Cracking post, Drew. Are you ten?
What you are saying, d, didn't come across in the radio reading... for instance I can remember the boy reading some signs/posters, which he mistook for one sign. So he seemed to be reading across when he should've read down. I think. Anyway it made little sense (especially to a listener) and the boy didn't pretend to know or not know it.
And surely he can draw a picture of an expression without first having some knowledge of what it means? He can recognise it as different from another. But I don't know anything about the condition.
But plot-wise it was pretty thin, which I put down to them cutting a lot out for radio. He travelled around on trains and then it ended, declaring that he'd solved the 'mystery.'
I think he solved the mystery before he got on the train. Or it was solved for him.
*
By the way, despite reading all the Sherlock Holmes stories as a kid, I hadn't realised the source of Haddon's title. But I came across it by chance in Brewer's the other day. I love it:
"Is there any point to which you would wish to draw my attention?"
"To the curious incident of the dog in the night-time."
"The dog did nothing in the night-time."
"That was the curious incident," remarked Sherlock Holmes.
I would like to start a new debate on 'The curious indident of the dog in the night time' by 'Mark Haddon'.
The book was not intentionally written as an insight into someone with aspergers syndrome; it was just cleverly marketed that way. If you read between the lines and think about it, it actually reads like a revenge novel.
Sort of like an ex wife or girlfriend writing about someone a couple of years later and likening thier past male partner to having the perception of a child-a lot of women do liken men to have 'never grown up' and women often say they are like 'mothers' to their partners. The link with Aspergers syndrome was realised well after the book was started.
There are some unique ambigious and subtle references, clearly intended for an adult reader, apparent especially in the letters to 'Christopher' from his 'mother'. If you look at these this is obviously the case. Some of these phrases are incredibly, incredibly subtle, but also extremely, extremely bitter.
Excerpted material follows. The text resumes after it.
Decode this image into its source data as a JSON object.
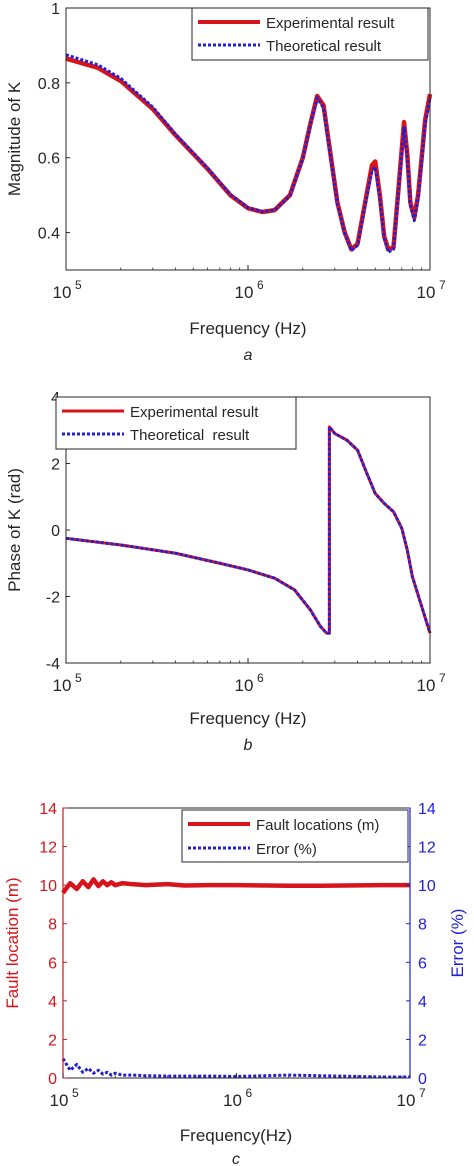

It is almost like the writer(s) start off in an attack and then suddenly the novel switches to a mystery and then an adventure, in that they just started writing and let the writing take any particular course. The disjointedness and jumping from past to present and back again in no particular order proves this. Somebody as concise and as clever mathematically as 'Christopher' is portrayed would surely put events in precise chronological order. This is evident when his mother says in one of her letters: 'And I know you always like to know what time it is.
As someone mentioned above, the book doesn't have a satisfactory arc; if 'Christopher' can set out his maths problems, graphs etc, (not to mention his timetables when he lived at home with his father, his list of behavioural problems and draw a compicated puzzle with metal rods) to the letter then surely he would be a lot more orgainized and structured in his story.
Lucky author, but only thanks to his university/marketing buddies. Thats all I will say. As for the ex husband/boyfriend the book is directed at, I WONDER HOW HE FEELS?
thanks, i will give it a go...the publisher released a childrens version as well as adult, i think maybe its only the jacket thats different - but maybe the swearings not there or something.